The researchers had established that the hallmark of the prefrontal cortex was slow, regular firing. However, the specific neurons that coded for “choice”—the act of making a decision—tended to have high firing rates. These “decider” neurons were chemically and spatially mixed in with the “integrator” neurons but behaved differently.

This implies a separation of duties within the same brain space. The general population of neurons maintains a slow, steady rhythm to provide a stable platform for cognition. Embedded within this stable network are specific, highly excitable neurons that trigger actions.

The overlap of these two populations suggests that connectivity shapes the landscape. The high-hierarchy network supports the regular firing. Within that network, specific inputs drive the high-rate choice neurons.

These results suggest that intrinsic connectivity is the primary organizing principle of the prefrontal cortex. The physical appearance of the tissue is a poor predictor of function. “Our findings challenge the traditional way of defining brain regions and have major implications for understanding brain organisation overall,” says Marie Carlén.
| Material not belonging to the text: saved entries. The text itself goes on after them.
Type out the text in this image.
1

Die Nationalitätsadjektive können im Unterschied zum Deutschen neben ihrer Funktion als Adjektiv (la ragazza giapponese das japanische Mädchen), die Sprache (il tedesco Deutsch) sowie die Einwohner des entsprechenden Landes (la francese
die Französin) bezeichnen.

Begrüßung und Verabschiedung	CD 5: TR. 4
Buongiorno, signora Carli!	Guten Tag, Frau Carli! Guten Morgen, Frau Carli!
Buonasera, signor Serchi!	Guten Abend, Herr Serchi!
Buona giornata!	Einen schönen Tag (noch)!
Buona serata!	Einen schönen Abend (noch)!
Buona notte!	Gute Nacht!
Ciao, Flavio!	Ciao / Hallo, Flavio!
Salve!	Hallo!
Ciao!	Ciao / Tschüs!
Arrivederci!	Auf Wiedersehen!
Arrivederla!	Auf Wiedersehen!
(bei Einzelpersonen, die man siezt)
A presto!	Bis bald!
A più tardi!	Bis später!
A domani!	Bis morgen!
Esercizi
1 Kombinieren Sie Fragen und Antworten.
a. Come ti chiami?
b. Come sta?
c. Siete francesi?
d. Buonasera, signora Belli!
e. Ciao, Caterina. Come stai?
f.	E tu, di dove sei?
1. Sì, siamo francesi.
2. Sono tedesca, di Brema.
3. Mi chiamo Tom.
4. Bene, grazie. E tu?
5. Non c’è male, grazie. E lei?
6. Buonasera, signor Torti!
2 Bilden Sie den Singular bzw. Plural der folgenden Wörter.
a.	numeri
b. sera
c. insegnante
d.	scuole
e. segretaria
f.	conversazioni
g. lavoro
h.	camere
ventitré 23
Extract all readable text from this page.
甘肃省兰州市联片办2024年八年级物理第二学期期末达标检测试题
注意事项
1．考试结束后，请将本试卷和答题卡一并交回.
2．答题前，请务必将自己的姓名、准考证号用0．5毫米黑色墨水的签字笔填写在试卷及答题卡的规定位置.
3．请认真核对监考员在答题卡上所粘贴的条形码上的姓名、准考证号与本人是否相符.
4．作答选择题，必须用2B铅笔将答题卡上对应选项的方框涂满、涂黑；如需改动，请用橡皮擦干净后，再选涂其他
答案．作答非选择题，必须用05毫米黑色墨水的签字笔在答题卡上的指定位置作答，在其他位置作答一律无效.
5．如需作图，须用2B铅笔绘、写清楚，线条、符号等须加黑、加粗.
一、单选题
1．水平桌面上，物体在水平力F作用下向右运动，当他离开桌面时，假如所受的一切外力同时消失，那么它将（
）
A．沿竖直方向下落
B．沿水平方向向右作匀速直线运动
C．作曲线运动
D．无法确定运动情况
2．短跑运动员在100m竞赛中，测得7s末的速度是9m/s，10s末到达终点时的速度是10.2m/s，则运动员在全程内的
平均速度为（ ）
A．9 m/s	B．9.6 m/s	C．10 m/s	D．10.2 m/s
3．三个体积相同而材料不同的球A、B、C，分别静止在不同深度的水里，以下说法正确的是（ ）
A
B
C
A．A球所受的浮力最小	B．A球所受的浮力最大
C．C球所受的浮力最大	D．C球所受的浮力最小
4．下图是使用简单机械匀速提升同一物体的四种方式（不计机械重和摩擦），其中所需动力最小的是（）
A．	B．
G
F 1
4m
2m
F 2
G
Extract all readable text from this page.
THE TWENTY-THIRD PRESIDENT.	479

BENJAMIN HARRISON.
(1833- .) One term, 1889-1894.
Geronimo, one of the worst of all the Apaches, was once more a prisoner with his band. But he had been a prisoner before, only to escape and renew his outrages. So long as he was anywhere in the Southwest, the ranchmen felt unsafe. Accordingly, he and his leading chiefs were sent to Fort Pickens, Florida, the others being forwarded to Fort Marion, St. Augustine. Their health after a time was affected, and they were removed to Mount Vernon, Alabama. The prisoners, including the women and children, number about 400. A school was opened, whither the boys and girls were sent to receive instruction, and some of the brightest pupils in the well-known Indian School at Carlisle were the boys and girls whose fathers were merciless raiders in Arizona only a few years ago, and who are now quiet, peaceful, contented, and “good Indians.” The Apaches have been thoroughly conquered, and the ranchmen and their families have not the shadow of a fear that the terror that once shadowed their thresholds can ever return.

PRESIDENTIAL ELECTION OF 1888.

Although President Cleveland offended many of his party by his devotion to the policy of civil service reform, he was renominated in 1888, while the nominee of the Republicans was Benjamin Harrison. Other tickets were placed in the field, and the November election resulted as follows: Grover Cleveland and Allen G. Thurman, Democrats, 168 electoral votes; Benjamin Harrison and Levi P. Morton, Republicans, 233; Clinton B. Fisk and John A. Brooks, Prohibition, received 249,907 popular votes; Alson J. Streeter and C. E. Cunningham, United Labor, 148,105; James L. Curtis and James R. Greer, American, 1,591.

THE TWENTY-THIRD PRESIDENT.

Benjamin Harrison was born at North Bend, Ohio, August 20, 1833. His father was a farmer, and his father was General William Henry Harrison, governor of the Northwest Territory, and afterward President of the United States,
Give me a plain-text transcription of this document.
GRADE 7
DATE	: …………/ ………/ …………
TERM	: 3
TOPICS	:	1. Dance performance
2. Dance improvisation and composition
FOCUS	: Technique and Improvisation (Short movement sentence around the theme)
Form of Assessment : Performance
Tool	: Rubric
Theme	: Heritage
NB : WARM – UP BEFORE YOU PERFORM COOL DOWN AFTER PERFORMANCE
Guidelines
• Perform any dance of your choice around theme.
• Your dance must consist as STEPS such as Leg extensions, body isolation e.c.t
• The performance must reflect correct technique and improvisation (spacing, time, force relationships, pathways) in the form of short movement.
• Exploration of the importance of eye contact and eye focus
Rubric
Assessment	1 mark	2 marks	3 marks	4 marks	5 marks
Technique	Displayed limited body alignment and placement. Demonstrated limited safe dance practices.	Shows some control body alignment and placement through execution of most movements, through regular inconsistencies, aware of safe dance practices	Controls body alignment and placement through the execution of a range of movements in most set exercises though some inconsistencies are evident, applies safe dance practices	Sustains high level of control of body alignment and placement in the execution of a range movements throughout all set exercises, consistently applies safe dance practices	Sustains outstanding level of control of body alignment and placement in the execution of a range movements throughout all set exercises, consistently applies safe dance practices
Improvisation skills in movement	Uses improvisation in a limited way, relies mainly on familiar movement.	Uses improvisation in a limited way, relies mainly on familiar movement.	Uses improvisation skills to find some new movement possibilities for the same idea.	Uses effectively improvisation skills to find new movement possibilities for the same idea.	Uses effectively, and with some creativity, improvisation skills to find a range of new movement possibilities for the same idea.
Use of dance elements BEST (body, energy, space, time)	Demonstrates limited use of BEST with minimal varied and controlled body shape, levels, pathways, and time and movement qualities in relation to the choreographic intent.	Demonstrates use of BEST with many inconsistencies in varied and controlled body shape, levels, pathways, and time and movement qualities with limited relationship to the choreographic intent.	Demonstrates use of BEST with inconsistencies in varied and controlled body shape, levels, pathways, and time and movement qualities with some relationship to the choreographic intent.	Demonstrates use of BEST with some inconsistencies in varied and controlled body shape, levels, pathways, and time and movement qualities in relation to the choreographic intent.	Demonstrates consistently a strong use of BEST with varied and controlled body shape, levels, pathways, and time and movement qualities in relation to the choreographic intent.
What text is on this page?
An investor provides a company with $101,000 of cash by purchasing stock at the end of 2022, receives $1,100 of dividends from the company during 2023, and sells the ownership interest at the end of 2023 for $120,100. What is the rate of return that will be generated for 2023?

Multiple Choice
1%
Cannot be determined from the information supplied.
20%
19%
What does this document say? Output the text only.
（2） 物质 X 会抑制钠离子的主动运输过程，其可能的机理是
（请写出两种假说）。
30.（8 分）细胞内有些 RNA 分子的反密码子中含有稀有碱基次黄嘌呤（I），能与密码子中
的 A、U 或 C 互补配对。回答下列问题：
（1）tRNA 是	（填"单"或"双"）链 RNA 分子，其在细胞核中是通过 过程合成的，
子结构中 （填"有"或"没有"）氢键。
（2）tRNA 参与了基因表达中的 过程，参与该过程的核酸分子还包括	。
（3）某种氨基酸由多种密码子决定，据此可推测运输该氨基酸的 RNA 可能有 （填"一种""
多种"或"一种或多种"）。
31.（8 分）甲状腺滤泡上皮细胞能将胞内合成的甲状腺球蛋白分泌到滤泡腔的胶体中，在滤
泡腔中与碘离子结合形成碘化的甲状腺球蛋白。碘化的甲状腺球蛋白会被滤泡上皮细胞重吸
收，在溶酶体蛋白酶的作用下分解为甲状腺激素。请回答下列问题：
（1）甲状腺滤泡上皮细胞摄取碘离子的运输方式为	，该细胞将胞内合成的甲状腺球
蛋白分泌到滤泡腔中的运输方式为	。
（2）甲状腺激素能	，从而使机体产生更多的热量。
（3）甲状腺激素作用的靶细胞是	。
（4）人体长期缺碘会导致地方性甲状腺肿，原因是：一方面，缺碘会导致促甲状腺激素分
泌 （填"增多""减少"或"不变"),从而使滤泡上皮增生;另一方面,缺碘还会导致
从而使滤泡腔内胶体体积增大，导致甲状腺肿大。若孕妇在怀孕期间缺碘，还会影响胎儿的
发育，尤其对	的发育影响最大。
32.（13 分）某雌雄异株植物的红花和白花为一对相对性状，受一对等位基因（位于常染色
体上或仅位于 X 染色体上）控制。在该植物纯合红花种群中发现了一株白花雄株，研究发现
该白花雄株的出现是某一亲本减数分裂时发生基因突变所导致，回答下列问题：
The study does have limitations. It relied on data from mice. While mouse and human brains share many features, the human prefrontal cortex is far more complex. Additionally, the recordings focused primarily on the deep layers of the cortex. These layers are responsible for sending output signals to other parts of the brain.

The activity in the surface layers, which receive input, might show different patterns. The study also looked at a limited set of behaviors. Future research will need to explore whether these maps hold true across different types of cognitive tasks.

Scientists must also validate these metrics in other species. If the pattern holds, it could provide a new roadmap for understanding brain disorders. Many psychiatric conditions involve dysfunction in the prefrontal cortex. Understanding the “normal” activity signature—slow and regular—could help identify what goes wrong in disease.

This data-driven approach offers a scalable framework. It moves neuroscience away from subjective visual descriptions toward objective mathematical categorization. It suggests that to understand the brain, we must look at the invisible traffic of electricity rather than just the visible roads of tissue.

The study, “A prefrontal cortex map based on single-neuron activity,” was authored by Pierre Le Merre, Katharina Heining, Marina Slashcheva, Felix Jung, Eleni Moysiadou, Nicolas Guyon, Ram Yahya, Hyunsoo Park, Fredrik Wernstal & Marie Carlén.